Reddit algo can be simplified as:
def hot(up, down, postingDate):
score = up - down
voteComponent = sign(score) * log10(max(1, abs(score)))
timeComponent = time_since_epoch(postingDate)/12.5hrs
return voteComponent + timeComponent
This function has a couple of important properties:
- The function is defined in terms of a date, not an age. This makes the function easy to cache.
- Interactions are weighed logarithmically. A story with 1000 upvotes is only twice as important as a story with 100 upvotes.
- Story age contributes linearly, so age dominates ranking in the long term. This helps to get old stories off the front page.
- Aging is managed by an aging factor. Reddit uses 12.5 hrs, but this factor should be tuned to balance the frequency of new content with the volume of interactions. This factor determines the weighting between age and votes. In the case of Reddit, a 1:10 vote ratio between two stories has the same effect as 12.5hrs of age.
- Whether a new story can enter in the top spot depends on the frequency of new content. E.g. to immediately displace a top story with 100 upvotes, a new story would have to be posted 25hrs later.

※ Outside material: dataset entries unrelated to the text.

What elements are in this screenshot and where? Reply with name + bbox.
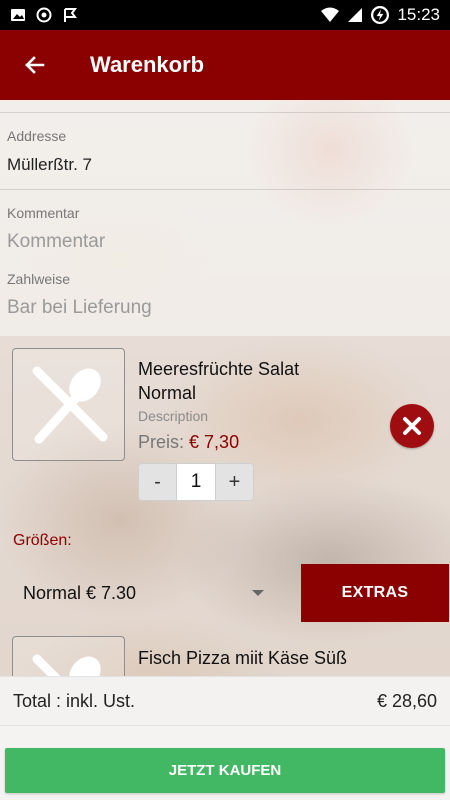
product-description: Description bbox=[138, 408, 209, 424]
page-title: Warenkorb bbox=[90, 52, 205, 77]
product-image bbox=[12, 348, 125, 461]
wifi-icon bbox=[321, 7, 340, 22]
comment-label: Kommentar bbox=[7, 205, 80, 221]
payment-label: Zahlweise bbox=[7, 271, 71, 287]
arrow-left-icon bbox=[25, 56, 45, 74]
quantity-stepper: - 1 + bbox=[138, 463, 254, 501]
checkout-button[interactable]: JETZT KAUFEN bbox=[5, 748, 445, 793]
product-name: Fisch Pizza miit Käse Süß bbox=[138, 648, 348, 668]
check-flag-icon bbox=[64, 8, 77, 22]
quantity-value[interactable]: 1 bbox=[176, 464, 216, 500]
total-label: Total : inkl. Ust. bbox=[13, 690, 136, 711]
signal-icon bbox=[348, 8, 363, 22]
product-name: Meeresfrüchte Salat bbox=[138, 359, 300, 379]
price-row: Preis: € 7,30 bbox=[138, 432, 239, 453]
address-field[interactable]: Müllerßtr. 7 bbox=[7, 155, 92, 175]
battery-charging-icon bbox=[371, 6, 390, 24]
payment-field[interactable]: Bar bei Lieferung bbox=[7, 297, 152, 319]
increase-quantity-button[interactable]: + bbox=[216, 464, 253, 500]
total-bar: Total : inkl. Ust. € 28,60 bbox=[0, 676, 450, 726]
price-label: Preis: bbox=[138, 432, 185, 452]
divider bbox=[0, 112, 450, 113]
fork-spoon-icon bbox=[32, 366, 107, 443]
product-variant: Normal bbox=[138, 383, 197, 403]
extras-button[interactable]: EXTRAS bbox=[301, 564, 449, 622]
remove-item-button[interactable] bbox=[390, 404, 434, 448]
status-time: 15:23 bbox=[397, 5, 440, 24]
size-dropdown-value: Normal € 7.30 bbox=[23, 582, 137, 603]
divider bbox=[0, 189, 450, 190]
decrease-quantity-button[interactable]: - bbox=[139, 464, 176, 500]
total-amount: € 28,60 bbox=[376, 690, 437, 711]
address-label: Addresse bbox=[7, 128, 67, 144]
image-icon bbox=[11, 9, 25, 21]
sizes-label: Größen: bbox=[13, 532, 72, 549]
size-dropdown[interactable]: Normal € 7.30 bbox=[12, 570, 274, 616]
app-bar: Warenkorb bbox=[0, 30, 450, 100]
back-button[interactable] bbox=[0, 30, 70, 100]
chevron-down-icon bbox=[252, 590, 264, 596]
comment-field[interactable]: Kommentar bbox=[7, 231, 105, 253]
price-value: € 7,30 bbox=[189, 432, 240, 452]
close-icon bbox=[403, 417, 421, 435]
status-bar: 15:23 bbox=[0, 0, 450, 30]
record-icon bbox=[36, 7, 52, 23]
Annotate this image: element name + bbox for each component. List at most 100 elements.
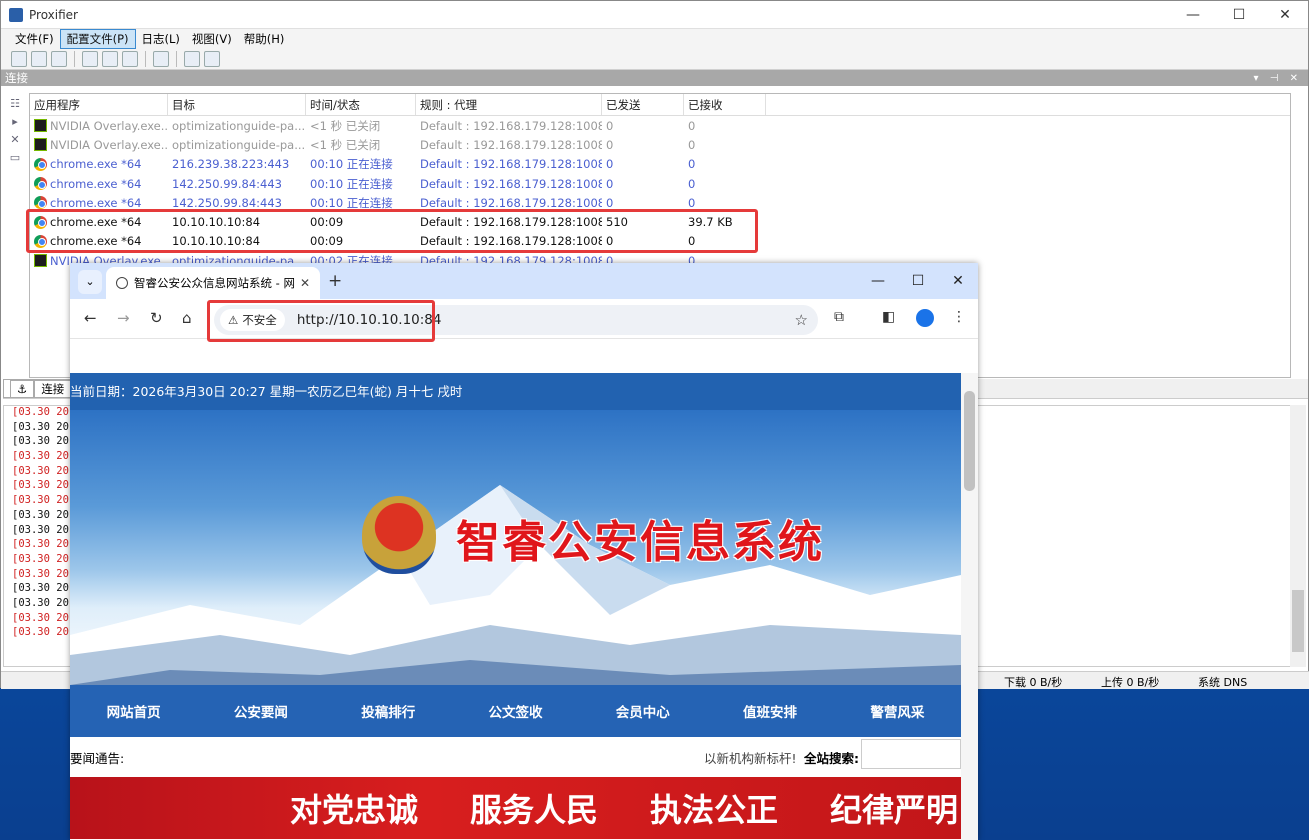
reload-icon[interactable]: ↻ [150, 309, 163, 327]
app-name: chrome.exe *64 [50, 195, 142, 210]
help-icon[interactable] [204, 50, 220, 67]
column-application[interactable]: 应用程序 [30, 94, 168, 115]
sent: 0 [606, 118, 614, 133]
close-button[interactable]: ✕ [1262, 1, 1308, 28]
column-received[interactable]: 已接收 [684, 94, 766, 115]
nav-submission-ranking[interactable]: 投稿排行 [325, 701, 452, 721]
webpage: 当前日期：2026年3月30日 20:27 星期一农历乙巳年(蛇) 月十七 戌时… [70, 373, 961, 840]
column-target[interactable]: 目标 [168, 94, 306, 115]
time-status: 00:10 正在连接 [310, 176, 393, 191]
chrome-window: ⌄ 智睿公安公众信息网站系统 - 网 ✕ + — ☐ ✕ ← → ↻ ⌂ ⚠ 不安… [70, 263, 978, 840]
app-name: NVIDIA Overlay.exe... [50, 137, 168, 152]
rule-proxy: Default : 192.168.179.128:1008... [420, 195, 602, 210]
chrome-close-button[interactable]: ✕ [938, 263, 978, 299]
page-scrollbar[interactable] [961, 373, 978, 840]
new-tab-button[interactable]: + [328, 271, 342, 291]
app-name: chrome.exe *64 [50, 157, 142, 172]
back-icon[interactable]: ← [84, 309, 97, 327]
profile-avatar[interactable] [916, 309, 934, 327]
proxifier-app-icon [9, 7, 23, 22]
chrome-icon [34, 157, 47, 171]
column-rule-proxy[interactable]: 规则 : 代理 [416, 94, 602, 115]
nav-document-receipt[interactable]: 公文签收 [452, 701, 579, 721]
tab-connections[interactable]: ⚓ 连接 [3, 379, 79, 398]
close-connection-icon[interactable]: ✕ [3, 133, 27, 151]
notice-label: 要闻通告: [70, 750, 125, 766]
open-profile-icon[interactable] [102, 50, 118, 67]
connections-panel-header: 连接 ▾ ⊣ ✕ [1, 70, 1308, 86]
home-icon[interactable]: ⌂ [182, 309, 192, 327]
browser-tab[interactable]: 智睿公安公众信息网站系统 - 网 ✕ [106, 267, 320, 299]
nav-police-news[interactable]: 公安要闻 [197, 701, 324, 721]
side-panel-icon[interactable]: ◧ [882, 309, 895, 325]
chrome-minimize-button[interactable]: — [858, 263, 898, 299]
expand-icon[interactable]: ▸ [3, 115, 27, 133]
properties-icon[interactable]: ▭ [3, 151, 27, 169]
page-scrollbar-thumb[interactable] [964, 391, 975, 491]
site-nav: 网站首页 公安要闻 投稿排行 公文签收 会员中心 值班安排 警营风采 [70, 685, 961, 737]
maximize-button[interactable]: ☐ [1216, 1, 1262, 28]
sent: 0 [606, 195, 614, 210]
rules-icon[interactable] [31, 50, 47, 67]
table-row[interactable]: chrome.exe *64 216.239.38.223:443 00:10 … [30, 155, 1290, 174]
forward-icon[interactable]: → [117, 309, 130, 327]
rule-proxy: Default : 192.168.179.128:1008... [420, 176, 602, 191]
extensions-icon[interactable]: ⧉ [834, 309, 844, 325]
list-view-icon[interactable]: ☷ [3, 97, 27, 115]
column-time-status[interactable]: 时间/状态 [306, 94, 416, 115]
panel-controls[interactable]: ▾ ⊣ ✕ [1254, 73, 1308, 84]
police-emblem-logo [362, 496, 436, 574]
dns-mode: 系统 DNS [1198, 676, 1248, 689]
menu-profile[interactable]: 配置文件(P) [59, 28, 136, 49]
menu-log[interactable]: 日志(L) [136, 30, 186, 48]
name-resolution-icon[interactable] [51, 50, 67, 67]
copy-icon[interactable] [153, 50, 169, 67]
site-banner: 智睿公安信息系统 [70, 410, 961, 685]
menu-kebab-icon[interactable]: ⋮ [952, 309, 966, 325]
nav-police-gallery[interactable]: 警营风采 [834, 701, 961, 721]
slogan-item: 纪律严明 [830, 791, 959, 829]
menu-file[interactable]: 文件(F) [9, 30, 60, 48]
app-name: NVIDIA Overlay.exe... [50, 118, 168, 133]
rule-proxy: Default : 192.168.179.128:1008... [420, 118, 602, 133]
window-title: Proxifier [29, 7, 78, 22]
target: optimizationguide-pa... [172, 118, 306, 133]
chrome-tab-strip: ⌄ 智睿公安公众信息网站系统 - 网 ✕ + — ☐ ✕ [70, 263, 978, 299]
side-toolbar: ☷ ▸ ✕ ▭ [3, 97, 27, 169]
chrome-maximize-button[interactable]: ☐ [898, 263, 938, 299]
column-sent[interactable]: 已发送 [602, 94, 684, 115]
scrollbar-thumb[interactable] [1292, 590, 1304, 652]
close-tab-icon[interactable]: ✕ [300, 276, 310, 290]
time-status: <1 秒 已关闭 [310, 137, 381, 152]
highlight-box-connections [26, 209, 758, 253]
target: 142.250.99.84:443 [172, 176, 282, 191]
nav-duty-schedule[interactable]: 值班安排 [706, 701, 833, 721]
nav-member-center[interactable]: 会员中心 [579, 701, 706, 721]
banner-title: 智睿公安信息系统 [456, 517, 824, 568]
slogan-item: 对党忠诚 [290, 791, 419, 829]
nvidia-icon [34, 254, 47, 268]
rule-proxy: Default : 192.168.179.128:1008... [420, 157, 602, 172]
table-row[interactable]: NVIDIA Overlay.exe... optimizationguide-… [30, 116, 1290, 135]
site-search-input[interactable] [861, 739, 961, 769]
nav-home[interactable]: 网站首页 [70, 701, 197, 721]
table-row[interactable]: NVIDIA Overlay.exe... optimizationguide-… [30, 135, 1290, 154]
nvidia-icon [34, 138, 47, 152]
received: 0 [688, 137, 696, 152]
new-profile-icon[interactable] [82, 50, 98, 67]
notice-marquee[interactable]: 以新机构新标杆! [704, 748, 797, 767]
received: 0 [688, 118, 696, 133]
minimize-button[interactable]: — [1170, 1, 1216, 28]
save-profile-icon[interactable] [122, 50, 138, 67]
proxy-servers-icon[interactable] [11, 50, 27, 67]
print-icon[interactable] [184, 50, 200, 67]
bookmark-star-icon[interactable]: ☆ [795, 311, 808, 329]
tab-search-button[interactable]: ⌄ [78, 270, 102, 294]
highlight-box-url [207, 300, 435, 342]
upload-rate: 上传 0 B/秒 [1101, 676, 1160, 689]
table-row[interactable]: chrome.exe *64 142.250.99.84:443 00:10 正… [30, 174, 1290, 193]
date-bar: 当前日期：2026年3月30日 20:27 星期一农历乙巳年(蛇) 月十七 戌时 [70, 373, 961, 410]
menu-view[interactable]: 视图(V) [186, 30, 238, 48]
menu-help[interactable]: 帮助(H) [238, 30, 291, 48]
log-scrollbar[interactable] [1290, 405, 1306, 667]
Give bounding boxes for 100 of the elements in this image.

This can be changed by choosing a different aging factor.
- If we control the content, we can choose an appropriate posting frequency to make sure that new stories enter in the top 10. Assuming that all top 10 stories uniformly get 100 votes per hour, we could post stories every 5 hrs which would enter at position #10. In practice, decay over night means we can post more frequently during the day.